Dodici città, Matteo Bruno - Review Party -

domenica 17 dicembre 2017
E non pensi che anche io ho bisogno di te? Non pensi che ho bisogno di te, vivo?

Benvenuti nel review party della Leone Editore, dove diverse blogger si confrontano sui romanzi di Matteo Bruno. Come libro di cui parlarvi ho scelto Dodici città, attratta non dal manzo in copertina, ma dall'idea di divinità spregevoli e vendicative pronte ad affondare le loro unghie sull'uomo.


dodici citta'

Matteo Bruno

e mezzo.

Editore: Leone Editore 
Prezzo: 15,00€
Pagine: 443

Trama: Sul finire del VI secolo a.C. Porsenna, il Grande re dell'Etruria, dopo essere riuscito a radunare attorno a sé tutte le Dodici città del suo popolo grazie a uno straordinario prodigio, si appresta a muovere guerra a Roma. Nel frattempo Dardano da Perusna, un abile artigiano nato etrusco ma cresciuto tra i romani, spinto da divinità vendicative e capricciose, dimostra il suo eroismo durante il drammatico assedio di Roma.

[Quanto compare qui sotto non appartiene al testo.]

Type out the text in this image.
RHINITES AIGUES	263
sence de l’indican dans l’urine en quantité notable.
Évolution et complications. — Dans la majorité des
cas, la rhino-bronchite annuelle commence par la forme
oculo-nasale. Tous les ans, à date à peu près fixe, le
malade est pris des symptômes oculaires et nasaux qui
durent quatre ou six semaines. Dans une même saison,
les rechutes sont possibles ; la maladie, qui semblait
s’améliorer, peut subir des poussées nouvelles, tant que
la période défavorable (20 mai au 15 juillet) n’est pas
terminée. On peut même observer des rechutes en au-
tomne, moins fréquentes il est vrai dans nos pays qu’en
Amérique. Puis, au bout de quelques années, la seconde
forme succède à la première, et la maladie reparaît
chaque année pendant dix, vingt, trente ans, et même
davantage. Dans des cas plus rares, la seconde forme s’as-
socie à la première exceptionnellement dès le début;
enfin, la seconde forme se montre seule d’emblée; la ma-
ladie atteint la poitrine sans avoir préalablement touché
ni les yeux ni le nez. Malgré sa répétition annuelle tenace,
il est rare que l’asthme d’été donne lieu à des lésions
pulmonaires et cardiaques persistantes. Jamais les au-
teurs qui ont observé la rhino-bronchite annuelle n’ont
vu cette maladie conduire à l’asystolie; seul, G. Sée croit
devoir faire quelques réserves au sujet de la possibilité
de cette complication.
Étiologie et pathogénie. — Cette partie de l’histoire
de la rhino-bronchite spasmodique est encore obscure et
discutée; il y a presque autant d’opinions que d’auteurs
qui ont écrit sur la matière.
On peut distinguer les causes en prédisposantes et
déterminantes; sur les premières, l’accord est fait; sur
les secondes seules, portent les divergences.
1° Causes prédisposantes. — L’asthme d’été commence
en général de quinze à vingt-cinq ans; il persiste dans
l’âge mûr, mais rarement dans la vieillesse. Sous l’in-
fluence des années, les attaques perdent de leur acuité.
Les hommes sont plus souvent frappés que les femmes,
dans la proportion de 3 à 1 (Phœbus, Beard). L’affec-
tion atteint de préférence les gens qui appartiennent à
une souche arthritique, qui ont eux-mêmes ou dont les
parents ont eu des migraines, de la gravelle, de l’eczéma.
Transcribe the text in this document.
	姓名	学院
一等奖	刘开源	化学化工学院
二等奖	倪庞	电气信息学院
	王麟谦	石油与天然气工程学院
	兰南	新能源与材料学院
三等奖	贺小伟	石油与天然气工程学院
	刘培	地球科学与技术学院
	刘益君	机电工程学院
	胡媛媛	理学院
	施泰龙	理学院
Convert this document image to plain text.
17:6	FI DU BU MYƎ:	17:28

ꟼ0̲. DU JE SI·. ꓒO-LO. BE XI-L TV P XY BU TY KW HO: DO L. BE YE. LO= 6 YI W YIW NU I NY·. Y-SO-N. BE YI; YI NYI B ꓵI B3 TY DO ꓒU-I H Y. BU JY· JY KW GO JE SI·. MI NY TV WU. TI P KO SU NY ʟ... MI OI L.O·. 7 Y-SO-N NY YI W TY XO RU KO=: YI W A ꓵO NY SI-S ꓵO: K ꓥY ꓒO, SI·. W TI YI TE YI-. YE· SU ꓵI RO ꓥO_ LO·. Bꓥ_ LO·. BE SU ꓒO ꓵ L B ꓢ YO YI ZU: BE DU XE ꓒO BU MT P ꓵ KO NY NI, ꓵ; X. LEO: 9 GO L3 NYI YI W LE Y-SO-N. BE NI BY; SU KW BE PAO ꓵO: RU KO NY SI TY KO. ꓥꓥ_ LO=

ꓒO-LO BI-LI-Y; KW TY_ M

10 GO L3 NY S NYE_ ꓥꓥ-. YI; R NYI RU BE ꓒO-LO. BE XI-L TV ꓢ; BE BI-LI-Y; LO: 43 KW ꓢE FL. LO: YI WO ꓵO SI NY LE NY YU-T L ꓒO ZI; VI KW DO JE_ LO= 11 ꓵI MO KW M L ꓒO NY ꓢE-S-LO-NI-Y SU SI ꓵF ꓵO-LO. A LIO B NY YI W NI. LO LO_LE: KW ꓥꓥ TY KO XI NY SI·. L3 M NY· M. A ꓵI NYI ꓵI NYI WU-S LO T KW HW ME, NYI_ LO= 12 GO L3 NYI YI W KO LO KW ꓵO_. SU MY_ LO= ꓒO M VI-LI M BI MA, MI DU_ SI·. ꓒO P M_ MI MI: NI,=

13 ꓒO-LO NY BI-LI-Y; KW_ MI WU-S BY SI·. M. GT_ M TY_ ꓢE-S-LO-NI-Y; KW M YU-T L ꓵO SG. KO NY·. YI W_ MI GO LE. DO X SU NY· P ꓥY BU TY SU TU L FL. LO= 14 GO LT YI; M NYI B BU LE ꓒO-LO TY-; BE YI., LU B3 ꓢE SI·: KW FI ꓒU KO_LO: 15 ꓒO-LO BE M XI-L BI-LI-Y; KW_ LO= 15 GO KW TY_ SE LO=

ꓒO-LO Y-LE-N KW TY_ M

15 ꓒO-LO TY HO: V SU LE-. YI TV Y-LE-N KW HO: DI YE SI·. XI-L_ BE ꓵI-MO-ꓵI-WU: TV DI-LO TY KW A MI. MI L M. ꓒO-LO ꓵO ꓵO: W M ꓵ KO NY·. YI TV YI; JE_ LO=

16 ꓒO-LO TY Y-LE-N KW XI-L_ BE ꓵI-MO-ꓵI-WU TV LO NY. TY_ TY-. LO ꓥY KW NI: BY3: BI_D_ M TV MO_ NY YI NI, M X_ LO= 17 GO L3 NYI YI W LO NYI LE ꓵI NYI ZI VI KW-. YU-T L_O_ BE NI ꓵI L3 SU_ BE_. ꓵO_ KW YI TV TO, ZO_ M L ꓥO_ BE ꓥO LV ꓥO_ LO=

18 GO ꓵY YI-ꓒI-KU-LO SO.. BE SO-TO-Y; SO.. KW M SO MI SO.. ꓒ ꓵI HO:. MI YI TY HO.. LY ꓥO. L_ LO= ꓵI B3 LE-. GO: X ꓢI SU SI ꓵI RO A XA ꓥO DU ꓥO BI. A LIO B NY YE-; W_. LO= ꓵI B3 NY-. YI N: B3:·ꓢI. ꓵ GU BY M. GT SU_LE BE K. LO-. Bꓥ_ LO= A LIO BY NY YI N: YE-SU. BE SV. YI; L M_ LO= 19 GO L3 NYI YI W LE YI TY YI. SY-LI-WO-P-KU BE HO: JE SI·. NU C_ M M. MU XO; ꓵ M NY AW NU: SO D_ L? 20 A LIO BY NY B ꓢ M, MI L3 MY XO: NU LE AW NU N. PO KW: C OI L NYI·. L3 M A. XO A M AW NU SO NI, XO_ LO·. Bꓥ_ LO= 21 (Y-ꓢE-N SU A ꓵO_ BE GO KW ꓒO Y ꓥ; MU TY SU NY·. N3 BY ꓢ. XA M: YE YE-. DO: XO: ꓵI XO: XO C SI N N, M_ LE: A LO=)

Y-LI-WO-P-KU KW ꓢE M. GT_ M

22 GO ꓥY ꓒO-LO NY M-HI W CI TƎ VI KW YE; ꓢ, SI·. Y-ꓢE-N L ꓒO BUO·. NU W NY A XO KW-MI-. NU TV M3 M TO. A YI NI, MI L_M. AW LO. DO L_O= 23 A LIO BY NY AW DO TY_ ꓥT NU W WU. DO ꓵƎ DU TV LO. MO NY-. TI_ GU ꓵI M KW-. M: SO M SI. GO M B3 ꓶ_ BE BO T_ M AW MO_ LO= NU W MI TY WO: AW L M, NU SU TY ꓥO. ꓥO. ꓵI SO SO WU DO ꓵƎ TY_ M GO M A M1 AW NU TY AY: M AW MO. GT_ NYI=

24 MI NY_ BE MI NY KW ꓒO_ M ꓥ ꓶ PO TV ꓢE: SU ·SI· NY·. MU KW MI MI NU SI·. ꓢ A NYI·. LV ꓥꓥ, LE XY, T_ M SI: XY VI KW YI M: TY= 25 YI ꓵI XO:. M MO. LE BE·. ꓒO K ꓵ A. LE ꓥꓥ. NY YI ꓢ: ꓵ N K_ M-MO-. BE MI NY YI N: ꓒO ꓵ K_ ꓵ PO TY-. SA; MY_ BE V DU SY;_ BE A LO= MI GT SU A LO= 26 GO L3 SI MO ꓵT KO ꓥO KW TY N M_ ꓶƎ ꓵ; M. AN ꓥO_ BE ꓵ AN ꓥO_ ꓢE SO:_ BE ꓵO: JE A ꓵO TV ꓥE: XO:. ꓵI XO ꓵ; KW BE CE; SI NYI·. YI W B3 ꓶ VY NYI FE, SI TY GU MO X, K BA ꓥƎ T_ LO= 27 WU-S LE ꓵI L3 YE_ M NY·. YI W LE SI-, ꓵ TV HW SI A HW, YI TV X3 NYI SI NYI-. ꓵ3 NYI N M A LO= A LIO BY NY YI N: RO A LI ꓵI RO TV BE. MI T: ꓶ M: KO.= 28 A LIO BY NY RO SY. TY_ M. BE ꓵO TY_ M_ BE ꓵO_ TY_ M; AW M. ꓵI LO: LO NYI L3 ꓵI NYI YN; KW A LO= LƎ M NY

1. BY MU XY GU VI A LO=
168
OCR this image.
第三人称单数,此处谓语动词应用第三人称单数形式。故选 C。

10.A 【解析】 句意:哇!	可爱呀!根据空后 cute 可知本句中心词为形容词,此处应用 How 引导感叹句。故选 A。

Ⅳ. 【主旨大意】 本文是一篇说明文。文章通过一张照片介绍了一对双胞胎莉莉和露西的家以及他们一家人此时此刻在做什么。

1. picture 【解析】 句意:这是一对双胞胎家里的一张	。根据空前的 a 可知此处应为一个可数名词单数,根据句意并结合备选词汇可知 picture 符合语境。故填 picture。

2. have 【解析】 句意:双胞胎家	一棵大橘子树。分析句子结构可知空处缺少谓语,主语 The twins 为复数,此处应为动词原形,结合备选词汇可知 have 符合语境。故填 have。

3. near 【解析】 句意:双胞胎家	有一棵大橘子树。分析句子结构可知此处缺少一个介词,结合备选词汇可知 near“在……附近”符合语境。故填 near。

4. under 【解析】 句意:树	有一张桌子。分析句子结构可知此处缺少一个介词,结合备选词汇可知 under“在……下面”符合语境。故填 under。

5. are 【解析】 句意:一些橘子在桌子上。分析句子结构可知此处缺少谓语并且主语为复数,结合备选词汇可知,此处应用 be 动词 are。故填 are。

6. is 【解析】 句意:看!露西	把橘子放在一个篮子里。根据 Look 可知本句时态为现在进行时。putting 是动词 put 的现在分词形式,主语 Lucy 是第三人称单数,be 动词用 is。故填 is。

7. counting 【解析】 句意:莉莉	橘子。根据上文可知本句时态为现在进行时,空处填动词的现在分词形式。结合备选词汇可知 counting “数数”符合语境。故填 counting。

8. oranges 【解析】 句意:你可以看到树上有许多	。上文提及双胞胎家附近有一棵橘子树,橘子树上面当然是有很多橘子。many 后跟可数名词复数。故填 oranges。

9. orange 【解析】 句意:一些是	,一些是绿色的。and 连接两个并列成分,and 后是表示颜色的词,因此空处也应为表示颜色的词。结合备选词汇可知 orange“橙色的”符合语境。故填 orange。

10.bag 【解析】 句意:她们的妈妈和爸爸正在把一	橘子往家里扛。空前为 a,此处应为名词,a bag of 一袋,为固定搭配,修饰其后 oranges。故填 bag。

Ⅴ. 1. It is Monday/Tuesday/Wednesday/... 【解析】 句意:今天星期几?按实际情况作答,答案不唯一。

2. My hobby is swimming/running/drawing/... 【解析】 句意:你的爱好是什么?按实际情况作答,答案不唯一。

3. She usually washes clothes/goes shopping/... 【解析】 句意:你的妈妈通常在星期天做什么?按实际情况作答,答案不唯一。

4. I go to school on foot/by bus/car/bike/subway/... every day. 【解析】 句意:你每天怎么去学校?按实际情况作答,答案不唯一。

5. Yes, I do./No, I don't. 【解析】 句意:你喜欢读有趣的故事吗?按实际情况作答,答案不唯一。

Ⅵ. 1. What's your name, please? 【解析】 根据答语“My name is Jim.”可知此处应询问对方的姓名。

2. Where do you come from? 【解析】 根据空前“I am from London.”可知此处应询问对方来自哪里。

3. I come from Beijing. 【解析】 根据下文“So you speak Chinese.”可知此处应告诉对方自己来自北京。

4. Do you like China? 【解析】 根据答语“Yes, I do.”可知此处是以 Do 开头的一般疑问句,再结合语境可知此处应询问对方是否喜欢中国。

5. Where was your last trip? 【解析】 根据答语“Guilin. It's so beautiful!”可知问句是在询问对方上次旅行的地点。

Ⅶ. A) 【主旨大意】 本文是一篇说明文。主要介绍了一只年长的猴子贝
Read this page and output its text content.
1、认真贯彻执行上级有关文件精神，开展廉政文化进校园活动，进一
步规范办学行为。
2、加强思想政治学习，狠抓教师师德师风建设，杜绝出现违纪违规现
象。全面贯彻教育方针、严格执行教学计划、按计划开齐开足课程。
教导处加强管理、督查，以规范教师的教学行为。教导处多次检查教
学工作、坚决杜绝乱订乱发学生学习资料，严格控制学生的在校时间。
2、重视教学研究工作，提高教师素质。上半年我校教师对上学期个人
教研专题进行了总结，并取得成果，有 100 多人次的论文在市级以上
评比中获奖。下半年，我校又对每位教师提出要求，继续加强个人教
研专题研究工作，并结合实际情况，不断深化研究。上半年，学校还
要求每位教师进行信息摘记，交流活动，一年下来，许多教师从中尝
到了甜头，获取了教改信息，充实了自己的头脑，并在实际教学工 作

Recensire un romanzo con così tanta ricerca, con così tanti dettagli non è affatto facile. Partiamo già dal fatto che Dodici città tocca uno dei miei generi preferiti: il romanzo storico. Partiamo poi dal fatto che Dodici città tocca quasi la bellezza di cinquecento pagine e che la scrittura è abbastanza evocativa. In generale quindi è un libro che si legge con piacere, ma sono i piccoli dettagli, le piccole incertezze, che fanno arrancare nella lettura, togliendone poi in toto l'attenzione. Ma andiamo con ordine e mettetevi comodi perché la strada non è tutta in discesa.

Già dalle prime pagine l'autore ci accompagna in un azione diretta, la guerra si sta avvicinando e Dardano non ha scelta, deve combattere contro quelle stesse persone che lo hanno cresciuto, contro quel popolo dove si è sentito amato. Dardano è un personaggio complesso, sin da subito ci appare con la sua vena malinconica, non ha rimpianti eppure l'amarezza che percorre la sua gola sembra attraversare la nostra. Non ha paura della morte e non teme l'idea di combattere, è la delusione però che ci appare nei suoi occhi che ci lascia comprendere quanto il personaggio di Dardano sia umano, quanto l'autore abbia realizzato l'uomo così come è, senza tanti raggiri o merletti decorativi.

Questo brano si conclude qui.